3. Lorsque le gouvernement modifie son programme ou sa composition, la même coutume constitutionnelle s'applique. Le gouvernement fait ensuite une déclaration ou une communication gouvernementale suivie d'un débat et d'un vote de confiance.
Dans la pratique, un vote de confiance a toujours eu lieu lorsque le changement de composition du gouvernement ne se limitait pas au remplacement de ministres particuliers et que ce remplacement était d'une nature telle qu'il pouvait soulever des doutes quant à la confiance dont jouissait encore le gouvernement dans la Chambre.

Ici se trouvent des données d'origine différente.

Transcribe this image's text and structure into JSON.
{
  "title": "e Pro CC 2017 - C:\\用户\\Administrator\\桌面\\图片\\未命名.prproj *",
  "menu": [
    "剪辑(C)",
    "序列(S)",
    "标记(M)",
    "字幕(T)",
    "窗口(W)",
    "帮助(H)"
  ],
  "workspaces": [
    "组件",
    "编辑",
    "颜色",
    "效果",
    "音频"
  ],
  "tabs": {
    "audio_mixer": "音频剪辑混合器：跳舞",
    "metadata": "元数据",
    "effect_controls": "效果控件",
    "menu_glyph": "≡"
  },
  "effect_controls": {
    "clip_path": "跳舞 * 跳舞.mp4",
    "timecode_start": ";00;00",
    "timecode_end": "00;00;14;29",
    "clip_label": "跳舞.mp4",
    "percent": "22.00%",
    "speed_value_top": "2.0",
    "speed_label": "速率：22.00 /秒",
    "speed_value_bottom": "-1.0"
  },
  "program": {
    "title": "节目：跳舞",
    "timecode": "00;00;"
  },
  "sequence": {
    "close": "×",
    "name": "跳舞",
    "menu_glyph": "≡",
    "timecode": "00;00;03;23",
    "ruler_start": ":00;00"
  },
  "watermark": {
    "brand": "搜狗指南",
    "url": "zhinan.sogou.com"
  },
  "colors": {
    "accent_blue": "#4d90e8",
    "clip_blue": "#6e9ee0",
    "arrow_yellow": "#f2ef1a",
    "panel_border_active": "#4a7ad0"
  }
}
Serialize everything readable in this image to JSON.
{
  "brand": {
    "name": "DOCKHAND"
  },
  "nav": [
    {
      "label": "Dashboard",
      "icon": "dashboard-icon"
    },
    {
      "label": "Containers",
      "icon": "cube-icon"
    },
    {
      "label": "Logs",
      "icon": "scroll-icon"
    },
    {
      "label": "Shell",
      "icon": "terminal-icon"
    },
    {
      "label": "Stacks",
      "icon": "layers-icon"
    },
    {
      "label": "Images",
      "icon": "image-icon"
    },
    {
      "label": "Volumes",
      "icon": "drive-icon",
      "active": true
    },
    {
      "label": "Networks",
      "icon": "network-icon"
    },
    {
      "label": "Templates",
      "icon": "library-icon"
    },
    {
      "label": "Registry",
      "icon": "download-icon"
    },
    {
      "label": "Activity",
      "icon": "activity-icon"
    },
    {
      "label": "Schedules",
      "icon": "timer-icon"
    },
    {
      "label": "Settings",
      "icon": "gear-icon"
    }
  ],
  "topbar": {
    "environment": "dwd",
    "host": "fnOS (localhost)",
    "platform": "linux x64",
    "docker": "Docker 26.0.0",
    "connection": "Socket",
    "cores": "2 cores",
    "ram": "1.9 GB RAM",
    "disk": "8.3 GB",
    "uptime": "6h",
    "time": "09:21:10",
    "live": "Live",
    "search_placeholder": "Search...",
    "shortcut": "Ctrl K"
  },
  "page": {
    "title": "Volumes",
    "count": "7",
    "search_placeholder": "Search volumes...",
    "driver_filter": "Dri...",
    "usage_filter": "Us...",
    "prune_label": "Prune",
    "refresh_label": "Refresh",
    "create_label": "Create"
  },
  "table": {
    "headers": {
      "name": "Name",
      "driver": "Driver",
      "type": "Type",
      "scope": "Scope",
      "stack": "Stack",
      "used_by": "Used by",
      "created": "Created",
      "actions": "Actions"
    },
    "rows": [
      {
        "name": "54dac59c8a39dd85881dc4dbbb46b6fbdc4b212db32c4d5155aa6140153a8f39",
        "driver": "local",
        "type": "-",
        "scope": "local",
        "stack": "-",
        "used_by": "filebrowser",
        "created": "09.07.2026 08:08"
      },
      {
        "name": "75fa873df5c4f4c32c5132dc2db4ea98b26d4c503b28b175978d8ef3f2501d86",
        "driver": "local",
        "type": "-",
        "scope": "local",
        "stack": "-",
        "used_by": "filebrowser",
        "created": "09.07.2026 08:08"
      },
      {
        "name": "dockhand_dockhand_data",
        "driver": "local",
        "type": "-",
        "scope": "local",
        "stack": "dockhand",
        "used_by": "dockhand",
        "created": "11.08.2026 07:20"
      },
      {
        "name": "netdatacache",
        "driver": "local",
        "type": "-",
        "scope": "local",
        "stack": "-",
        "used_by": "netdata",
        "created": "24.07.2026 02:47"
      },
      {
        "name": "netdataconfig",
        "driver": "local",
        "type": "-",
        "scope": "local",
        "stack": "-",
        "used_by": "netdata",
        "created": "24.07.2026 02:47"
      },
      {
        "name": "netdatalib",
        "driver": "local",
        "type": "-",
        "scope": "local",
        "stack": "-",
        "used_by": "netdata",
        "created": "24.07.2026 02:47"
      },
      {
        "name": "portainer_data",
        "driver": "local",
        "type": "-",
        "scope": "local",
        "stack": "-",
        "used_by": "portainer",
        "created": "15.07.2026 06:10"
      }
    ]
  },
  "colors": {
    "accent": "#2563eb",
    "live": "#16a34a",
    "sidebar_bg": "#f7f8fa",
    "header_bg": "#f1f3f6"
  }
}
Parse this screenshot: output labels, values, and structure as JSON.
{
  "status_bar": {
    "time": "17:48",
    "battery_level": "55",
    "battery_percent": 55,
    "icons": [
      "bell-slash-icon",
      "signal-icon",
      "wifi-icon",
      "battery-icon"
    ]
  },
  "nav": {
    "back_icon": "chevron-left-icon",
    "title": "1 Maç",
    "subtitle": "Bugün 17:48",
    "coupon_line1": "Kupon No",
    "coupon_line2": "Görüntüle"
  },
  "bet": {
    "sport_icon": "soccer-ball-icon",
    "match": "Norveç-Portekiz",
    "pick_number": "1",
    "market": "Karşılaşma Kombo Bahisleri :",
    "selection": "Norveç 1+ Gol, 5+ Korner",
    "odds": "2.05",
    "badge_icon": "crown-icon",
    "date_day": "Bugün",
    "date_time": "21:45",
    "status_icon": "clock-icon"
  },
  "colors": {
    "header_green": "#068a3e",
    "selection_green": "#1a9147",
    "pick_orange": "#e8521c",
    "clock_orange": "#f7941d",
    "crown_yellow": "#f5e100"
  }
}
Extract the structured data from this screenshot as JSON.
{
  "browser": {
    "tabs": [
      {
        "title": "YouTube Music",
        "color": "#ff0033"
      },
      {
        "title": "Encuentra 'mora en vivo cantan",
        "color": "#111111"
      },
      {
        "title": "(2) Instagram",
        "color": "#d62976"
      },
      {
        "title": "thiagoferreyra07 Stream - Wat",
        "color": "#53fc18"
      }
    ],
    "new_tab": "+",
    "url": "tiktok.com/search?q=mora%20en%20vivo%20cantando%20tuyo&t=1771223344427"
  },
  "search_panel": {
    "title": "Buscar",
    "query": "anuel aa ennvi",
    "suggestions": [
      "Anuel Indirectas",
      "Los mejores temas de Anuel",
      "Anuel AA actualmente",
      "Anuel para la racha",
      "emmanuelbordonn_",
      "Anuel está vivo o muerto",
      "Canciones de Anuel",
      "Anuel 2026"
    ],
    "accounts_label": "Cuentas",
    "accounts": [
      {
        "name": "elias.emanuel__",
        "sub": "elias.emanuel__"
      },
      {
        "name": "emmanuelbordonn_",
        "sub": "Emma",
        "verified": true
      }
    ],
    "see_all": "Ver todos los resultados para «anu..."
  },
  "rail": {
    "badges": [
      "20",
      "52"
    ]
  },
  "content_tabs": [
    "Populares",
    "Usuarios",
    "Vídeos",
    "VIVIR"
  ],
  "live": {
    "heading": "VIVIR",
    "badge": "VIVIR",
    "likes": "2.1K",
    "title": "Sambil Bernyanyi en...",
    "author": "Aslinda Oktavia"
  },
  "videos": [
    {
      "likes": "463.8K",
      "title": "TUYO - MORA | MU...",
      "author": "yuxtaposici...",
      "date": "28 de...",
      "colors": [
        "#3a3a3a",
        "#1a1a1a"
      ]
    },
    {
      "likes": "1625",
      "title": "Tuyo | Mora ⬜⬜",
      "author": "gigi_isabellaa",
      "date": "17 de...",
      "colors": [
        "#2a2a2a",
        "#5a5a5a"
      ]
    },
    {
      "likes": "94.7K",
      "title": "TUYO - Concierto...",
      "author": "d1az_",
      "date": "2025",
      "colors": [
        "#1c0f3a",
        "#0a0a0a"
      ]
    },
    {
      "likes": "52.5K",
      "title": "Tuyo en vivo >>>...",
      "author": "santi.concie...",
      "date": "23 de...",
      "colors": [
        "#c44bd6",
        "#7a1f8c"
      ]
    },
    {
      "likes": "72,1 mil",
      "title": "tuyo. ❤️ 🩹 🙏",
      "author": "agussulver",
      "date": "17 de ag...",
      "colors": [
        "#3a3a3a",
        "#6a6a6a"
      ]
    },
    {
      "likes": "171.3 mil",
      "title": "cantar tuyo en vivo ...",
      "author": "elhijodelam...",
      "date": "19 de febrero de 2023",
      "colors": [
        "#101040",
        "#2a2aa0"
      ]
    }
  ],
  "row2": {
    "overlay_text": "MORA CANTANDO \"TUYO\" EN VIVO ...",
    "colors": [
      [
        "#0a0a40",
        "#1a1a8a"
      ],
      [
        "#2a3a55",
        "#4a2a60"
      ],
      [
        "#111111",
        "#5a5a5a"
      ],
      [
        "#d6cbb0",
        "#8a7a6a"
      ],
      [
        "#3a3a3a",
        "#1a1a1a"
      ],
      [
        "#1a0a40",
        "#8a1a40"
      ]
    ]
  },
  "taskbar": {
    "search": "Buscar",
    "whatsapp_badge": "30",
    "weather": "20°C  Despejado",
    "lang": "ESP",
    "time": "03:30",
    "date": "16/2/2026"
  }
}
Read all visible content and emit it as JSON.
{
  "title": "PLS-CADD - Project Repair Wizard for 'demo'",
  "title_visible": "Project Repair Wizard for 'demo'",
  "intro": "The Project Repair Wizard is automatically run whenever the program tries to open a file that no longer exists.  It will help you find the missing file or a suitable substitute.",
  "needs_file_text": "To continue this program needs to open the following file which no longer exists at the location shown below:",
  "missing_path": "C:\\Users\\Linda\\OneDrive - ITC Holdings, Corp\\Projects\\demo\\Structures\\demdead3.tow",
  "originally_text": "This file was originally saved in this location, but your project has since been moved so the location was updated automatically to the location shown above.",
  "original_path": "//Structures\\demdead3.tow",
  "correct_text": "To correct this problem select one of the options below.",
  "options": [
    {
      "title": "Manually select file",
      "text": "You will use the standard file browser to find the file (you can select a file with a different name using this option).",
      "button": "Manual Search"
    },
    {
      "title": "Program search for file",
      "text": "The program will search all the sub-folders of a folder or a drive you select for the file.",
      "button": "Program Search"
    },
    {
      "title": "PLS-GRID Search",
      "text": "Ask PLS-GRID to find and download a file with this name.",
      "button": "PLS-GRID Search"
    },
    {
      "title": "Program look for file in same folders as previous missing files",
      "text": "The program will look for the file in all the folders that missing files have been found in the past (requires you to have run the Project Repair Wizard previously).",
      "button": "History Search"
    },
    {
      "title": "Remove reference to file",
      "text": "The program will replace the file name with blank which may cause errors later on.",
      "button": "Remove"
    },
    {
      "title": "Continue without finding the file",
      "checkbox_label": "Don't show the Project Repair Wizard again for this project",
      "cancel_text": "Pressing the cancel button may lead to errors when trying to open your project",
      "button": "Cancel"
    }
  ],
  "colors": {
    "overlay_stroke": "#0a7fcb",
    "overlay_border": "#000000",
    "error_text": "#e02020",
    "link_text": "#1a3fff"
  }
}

Le gouvernement a fait une annonce à la Chambre et un vote de confiance a eu lieu lorsque le F.D.F. a quitté le gouvernement en 1980. Ce fut également le cas après le renvoi de deux ministres de l'V.U. en 1991.
4. Conclusion : Bien qu'elle ne soit pas juridiquement contraignante, il existe une coutume constitutionnelle selon laquelle, non seulement lors de sa formation mais aussi, en fonction de sa portée, à la suite d'un changement dans sa composition ou son programme, le gouvernement fait une déclaration ou une communication gouvernementale, suivie d'un débat et d'un vote de confiance.
"Aujourd'hui la balle est dans le camps du Premier ministre", explique Nathanael Pauly pour le RTLINFO 13H. Notre journaliste résume ainsi la situation : soit, Charles Michel demande ce vote de confiance à la chambre. Les députés votent la confiance et le gouvernement peut reprendre son travail. Ou les députés votent contre et le gouvernement devrait remettre sa démission au roi.
Dans ce cas là, deux scénarios possibles : la chambre peut présenter un nouveau premier ministre, un nouveau gouvernement. Ou alors si aucune alternative n'est possible, on se dirigerait vers des élections anticipées.
Si Charles Michel refuse de passer par ce vote de confiance, il existe pour les députés la possibilité d'avoir recours à une motion de méfiance, donc retirer la confiance au gouvernement. À ce moment-là, on se dirigerait vers les mêmes scénarios : une démission et peut-être un nouveau gouvernement.